JAKARTA,REPORTER.ID – Direktur PT Sino Indo Mutiara, Melliana Dewi, meminta perlindungan hukum di antaranya ke Ketua Komisi III DPR, Kapolri, Menko Perekonomian, Menteri Hukum, Menteri Kelautan dan Perikanan serta Gubernur Nusatenggara Barat (NTB).
Melliana ditetapkan jadi tersangka oleh Ditpolairud Polda NTB pada 10 Februari 2025 atas aktivitasnya sebagai perusahaan penanaman modal asing (PMA) yang bergerak dalam bidang budidaya mutiara (pembesaran mollusca laut) di Perairan Sekotong, Kabupaten Lombok Barat.
Dalam keterangannya kepada wartawan di Gedung DPR RI Senayan Jakarta, Senin (24/3/2025), Melliana mengatakan penetapan tersangka kepada dirinya janggal.
“Kami adalah perusahaan Penanamwn Modal Asing ( PMA). Sebagai perusaan PMA semua perizinan dikeluarkan oleh Pemerintah Pusat dalam hal ini Badan Kordinasi Penanaman Modal / Kementrian Investasi. Kami juga sudah punya izin dasar, seperti NIB, PKKPRL, izin dermaga dan beberapa izin lain seperti PBG dalam proses dan untuk izin lingkungan pejabat berwenang sudah turun ke lapangan melakukan survei ” jelas Melliana.
“Kami pun sudah patuh dan telah membayar pajak berupa PKKPRL untuk pemanfaatan ruang laut sebesar Rp1,3 M sesuai ketentuan,” kata Melliana.
Melliana mengaku, penetapan tersangka kepada dirinya sangat diskriminatif. Padahal seperti sudah beredar di pemberitaan, antara lain diketahui 90 persen tambak udang di NTB izinnya tidak lengkap seperti kami. “Di NTB ada perusahaan asing diduga izinnya juga izinnya tidak lengkap” katanya.
Menurut Melliana, ada perusahaan budidaya laut bahkan sudah diberikan Peringatan I,II,III oleh Dinas Kelautan dan Perikanan NTB yang ilegal. “Jelas-jelas dalam pemberitaan perusahaan itu dikatakan ilegal tetapi tidak ditindak oleh Ditpolairud,” ungkap Melliana kecewa.
“Sementara perusahaan kami belum pernah mendapat teguran sekali ditegur langsung dijadikan tersangka, saya minta keadilan, ” jelasnya.
Sejalan dengan itu investor perusahaan tersebut menduga ada indikasi oknum Ditpolairud yang meminta uang Rp500 juta dan meminta bagian (saham) di perusahaan. “Permintaan itu disampaikan lewat perantara beberapa kali,” ujarnya.
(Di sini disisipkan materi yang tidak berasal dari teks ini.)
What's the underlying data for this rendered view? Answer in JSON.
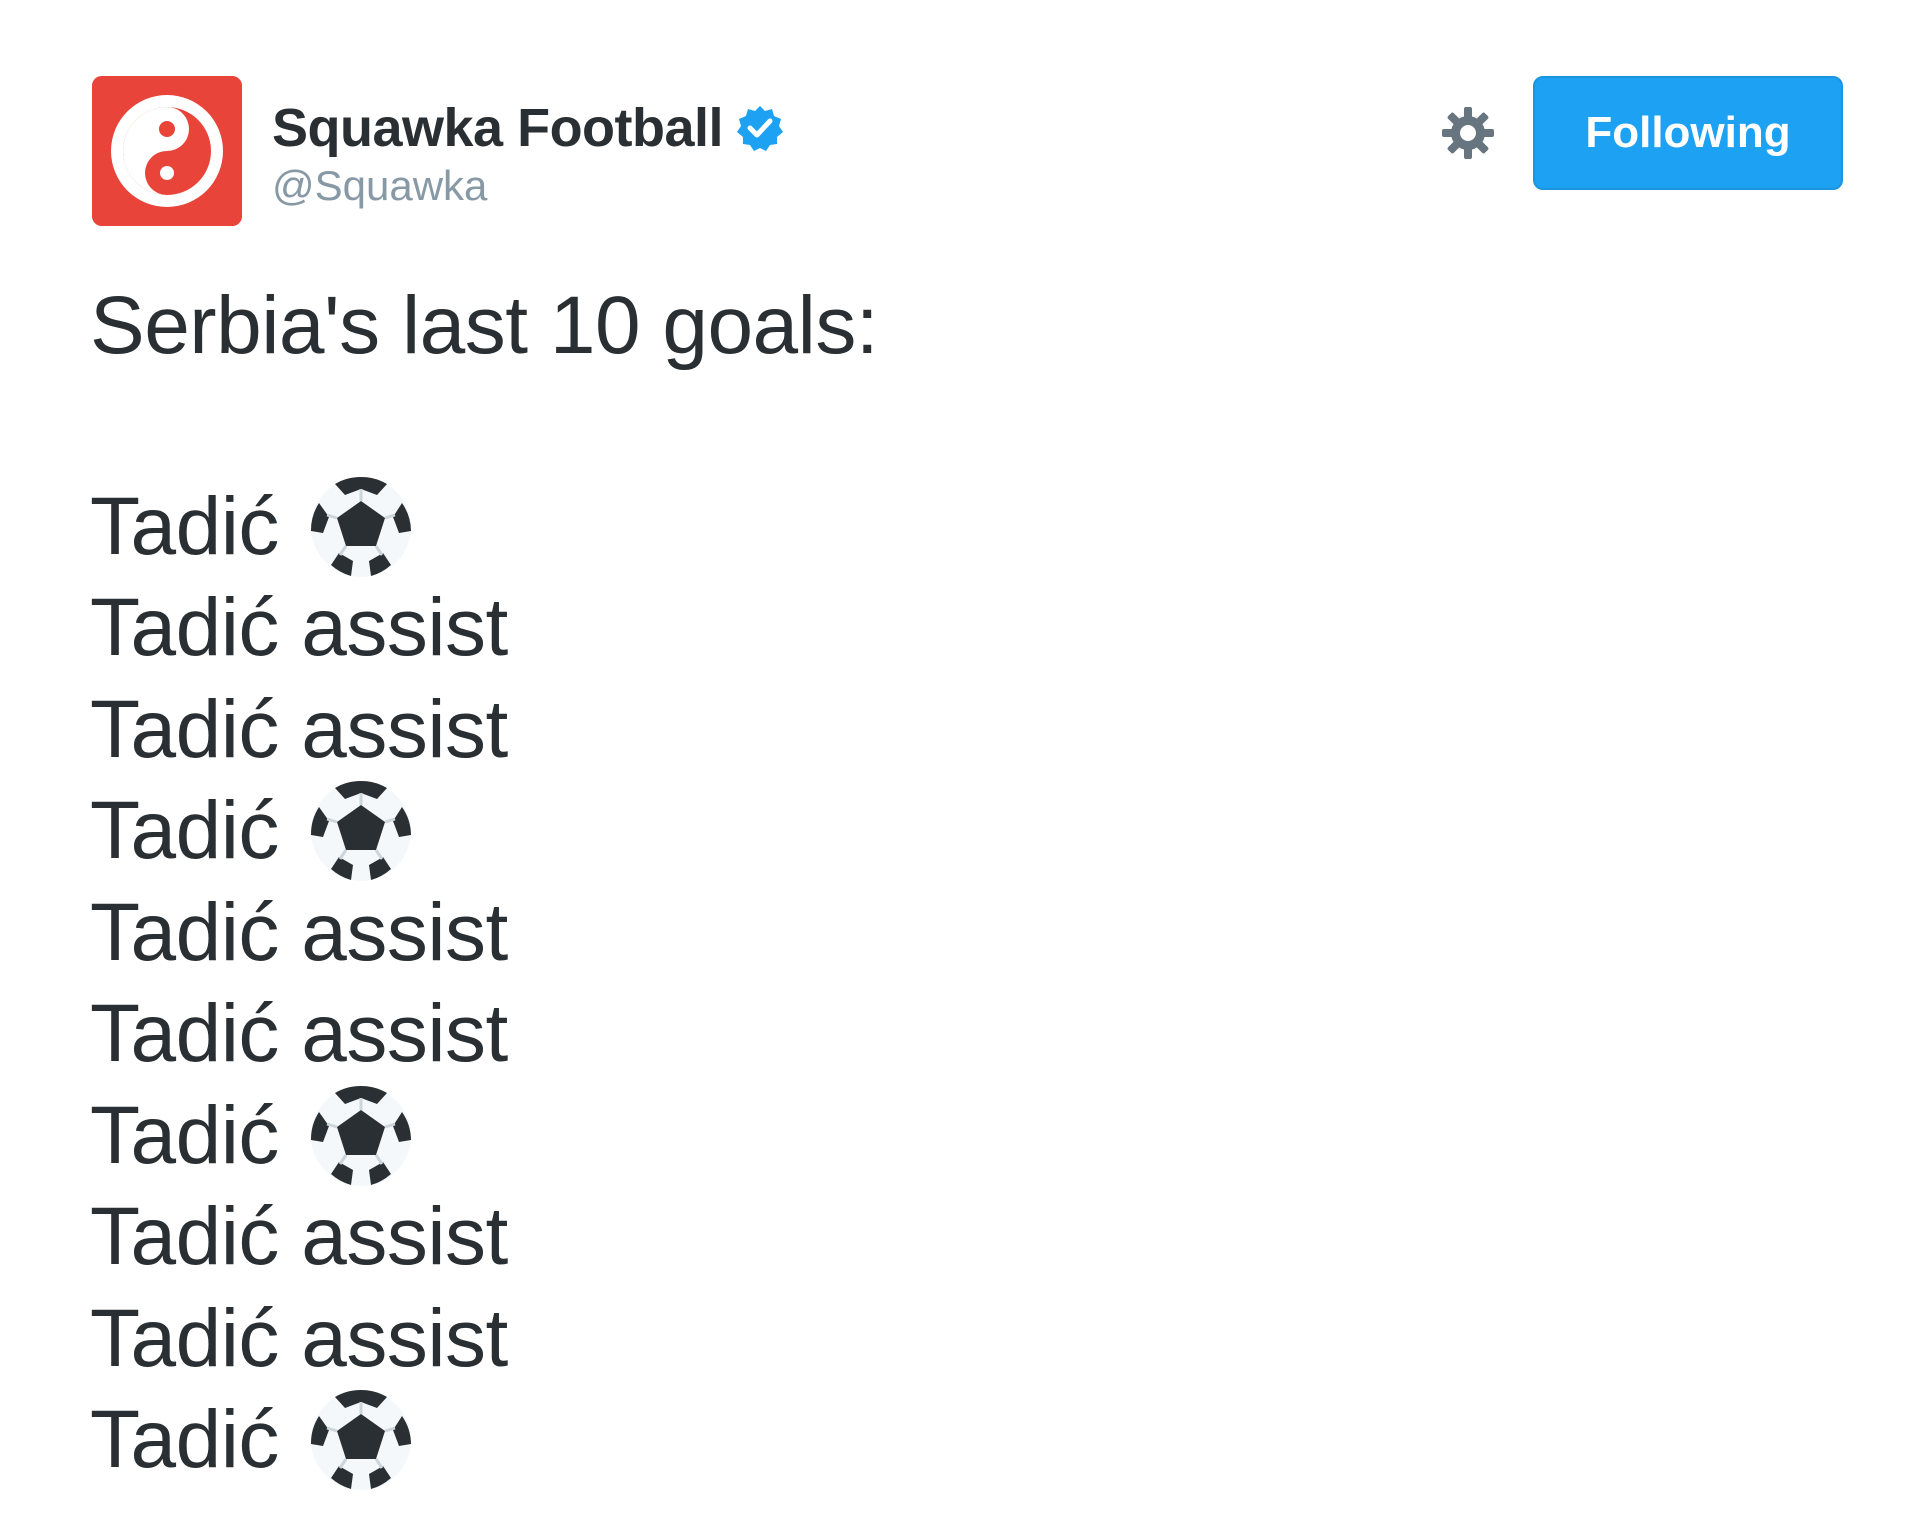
{
  "account": {
    "display_name": "Squawka Football",
    "handle": "@Squawka",
    "verified": true,
    "avatar_icon": "squawka-logo",
    "avatar_color": "#e8443a"
  },
  "actions": {
    "settings_icon": "gear-icon",
    "follow_label": "Following",
    "follow_color": "#1da1f2"
  },
  "tweet": {
    "intro": "Serbia's last 10 goals:",
    "lines": [
      {
        "name": "Tadić",
        "type": "goal",
        "text": "",
        "icon": "soccer-ball-icon"
      },
      {
        "name": "Tadić",
        "type": "assist",
        "text": "assist"
      },
      {
        "name": "Tadić",
        "type": "assist",
        "text": "assist"
      },
      {
        "name": "Tadić",
        "type": "goal",
        "text": "",
        "icon": "soccer-ball-icon"
      },
      {
        "name": "Tadić",
        "type": "assist",
        "text": "assist"
      },
      {
        "name": "Tadić",
        "type": "assist",
        "text": "assist"
      },
      {
        "name": "Tadić",
        "type": "goal",
        "text": "",
        "icon": "soccer-ball-icon"
      },
      {
        "name": "Tadić",
        "type": "assist",
        "text": "assist"
      },
      {
        "name": "Tadić",
        "type": "assist",
        "text": "assist"
      },
      {
        "name": "Tadić",
        "type": "goal",
        "text": "",
        "icon": "soccer-ball-icon"
      }
    ]
  }
}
Melliana mengaku, kini operasional perusahaan terganggu. Dari sekitar 360 karyawan, kini tinggal sekitar 120 orang diantaranya terpaksa dirumahkan.
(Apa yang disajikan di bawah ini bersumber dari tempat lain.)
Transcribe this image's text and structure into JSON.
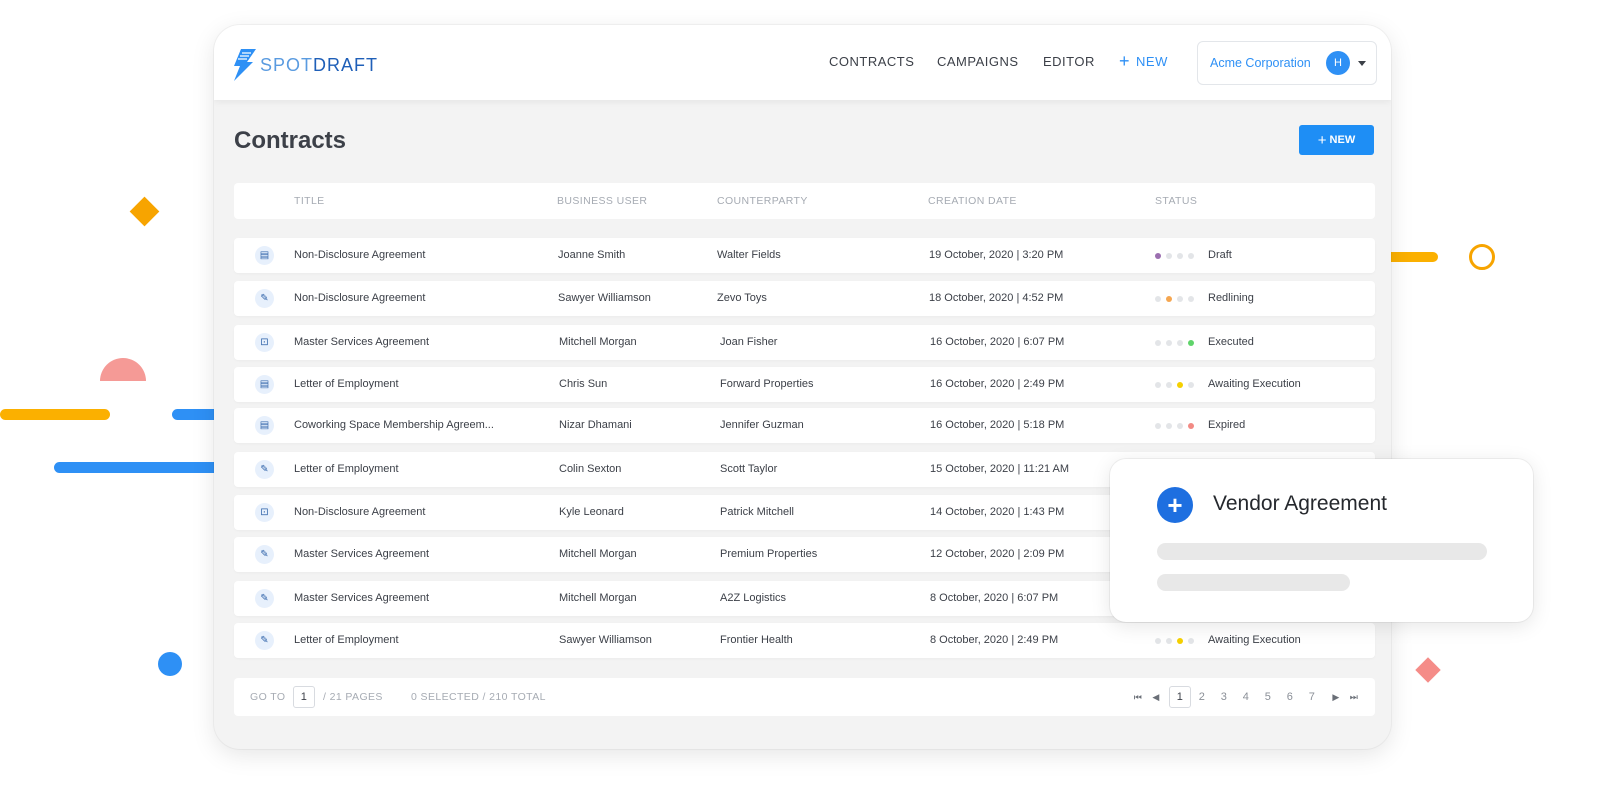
{
  "brand": {
    "name_light": "SPOT",
    "name_dark": "DRAFT"
  },
  "nav": {
    "contracts": "CONTRACTS",
    "campaigns": "CAMPAIGNS",
    "editor": "EDITOR",
    "new": "NEW"
  },
  "org": {
    "name": "Acme Corporation",
    "avatar_initial": "H"
  },
  "page": {
    "title": "Contracts",
    "new_button": "NEW"
  },
  "columns": {
    "title": "TITLE",
    "business_user": "BUSINESS USER",
    "counterparty": "COUNTERPARTY",
    "creation_date": "CREATION DATE",
    "status": "STATUS"
  },
  "rows": [
    {
      "icon": "document-list-icon",
      "title": "Non-Disclosure Agreement",
      "user": "Joanne Smith",
      "counterparty": "Walter Fields",
      "date": "19 October, 2020 | 3:20 PM",
      "status": "Draft",
      "stage": 0,
      "stage_color": "#9b6fb0"
    },
    {
      "icon": "pen-icon",
      "title": "Non-Disclosure Agreement",
      "user": "Sawyer Williamson",
      "counterparty": "Zevo Toys",
      "date": "18 October, 2020 | 4:52 PM",
      "status": "Redlining",
      "stage": 1,
      "stage_color": "#f5a650"
    },
    {
      "icon": "signature-doc-icon",
      "title": "Master Services Agreement",
      "user": "Mitchell Morgan",
      "counterparty": "Joan Fisher",
      "date": "16 October, 2020 | 6:07 PM",
      "status": "Executed",
      "stage": 3,
      "stage_color": "#5fd46a"
    },
    {
      "icon": "document-list-icon",
      "title": "Letter of Employment",
      "user": "Chris Sun",
      "counterparty": "Forward Properties",
      "date": "16 October, 2020 | 2:49 PM",
      "status": "Awaiting Execution",
      "stage": 2,
      "stage_color": "#f5d000"
    },
    {
      "icon": "document-list-icon",
      "title": "Coworking Space Membership Agreem...",
      "user": "Nizar Dhamani",
      "counterparty": "Jennifer Guzman",
      "date": "16 October, 2020 | 5:18 PM",
      "status": "Expired",
      "stage": 3,
      "stage_color": "#f28a84"
    },
    {
      "icon": "pen-icon",
      "title": "Letter of Employment",
      "user": "Colin Sexton",
      "counterparty": "Scott Taylor",
      "date": "15 October, 2020 | 11:21 AM",
      "status": "",
      "stage": -1,
      "stage_color": ""
    },
    {
      "icon": "signature-doc-icon",
      "title": "Non-Disclosure Agreement",
      "user": "Kyle Leonard",
      "counterparty": "Patrick Mitchell",
      "date": "14 October, 2020 | 1:43 PM",
      "status": "",
      "stage": -1,
      "stage_color": ""
    },
    {
      "icon": "pen-icon",
      "title": "Master Services Agreement",
      "user": "Mitchell Morgan",
      "counterparty": "Premium Properties",
      "date": "12 October, 2020 | 2:09 PM",
      "status": "",
      "stage": -1,
      "stage_color": ""
    },
    {
      "icon": "pen-icon",
      "title": "Master Services Agreement",
      "user": "Mitchell Morgan",
      "counterparty": "A2Z Logistics",
      "date": "8 October, 2020 | 6:07 PM",
      "status": "",
      "stage": -1,
      "stage_color": ""
    },
    {
      "icon": "pen-icon",
      "title": "Letter of Employment",
      "user": "Sawyer Williamson",
      "counterparty": "Frontier Health",
      "date": "8 October, 2020 | 2:49 PM",
      "status": "Awaiting Execution",
      "stage": 2,
      "stage_color": "#f5d000"
    }
  ],
  "footer": {
    "goto_label": "GO TO",
    "goto_value": "1",
    "pages": "/ 21 PAGES",
    "selected": "0 SELECTED / 210 TOTAL"
  },
  "pagination": {
    "current": "1",
    "pages": [
      "1",
      "2",
      "3",
      "4",
      "5",
      "6",
      "7"
    ]
  },
  "float_card": {
    "title": "Vendor Agreement"
  }
}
Untuk itu, demi kelangsungan usaha dan upaya mendukung Asta Cita Presiden Prabowo Subianto, pihak perusahaan meminta keadilan dan perlindungan hukum kepada Kementerian dan Lembaga serta Kapolri dan Ketua Komisi III DPR RI.
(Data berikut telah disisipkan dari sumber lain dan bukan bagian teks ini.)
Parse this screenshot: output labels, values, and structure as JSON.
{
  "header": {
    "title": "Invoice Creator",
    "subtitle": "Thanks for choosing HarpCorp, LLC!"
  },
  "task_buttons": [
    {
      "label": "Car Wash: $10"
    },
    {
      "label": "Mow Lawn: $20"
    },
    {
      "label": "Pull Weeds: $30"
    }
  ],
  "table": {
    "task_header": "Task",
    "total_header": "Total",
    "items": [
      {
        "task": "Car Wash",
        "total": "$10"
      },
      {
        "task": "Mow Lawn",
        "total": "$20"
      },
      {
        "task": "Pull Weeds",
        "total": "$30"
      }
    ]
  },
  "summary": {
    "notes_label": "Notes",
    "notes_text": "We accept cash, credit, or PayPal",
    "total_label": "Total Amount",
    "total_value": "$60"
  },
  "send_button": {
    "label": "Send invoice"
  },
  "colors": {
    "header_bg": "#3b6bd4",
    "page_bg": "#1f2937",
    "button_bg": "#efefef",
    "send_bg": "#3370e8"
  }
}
“Untuk kepentingan mengurus perizinan, kami sampai merekrut asisten manajer khusus menangani perizinan berusaha sebagaimana ketentuan. Kami berusha patuh, karena kami ingin membuka lapangan kerja untuk masyarakat NTB dan juga mendukung hilirisasi dalam bidang bididaya laut seperti Asta Cita Pak Prabowo. Kami meminta keadilan,” pungkasnya.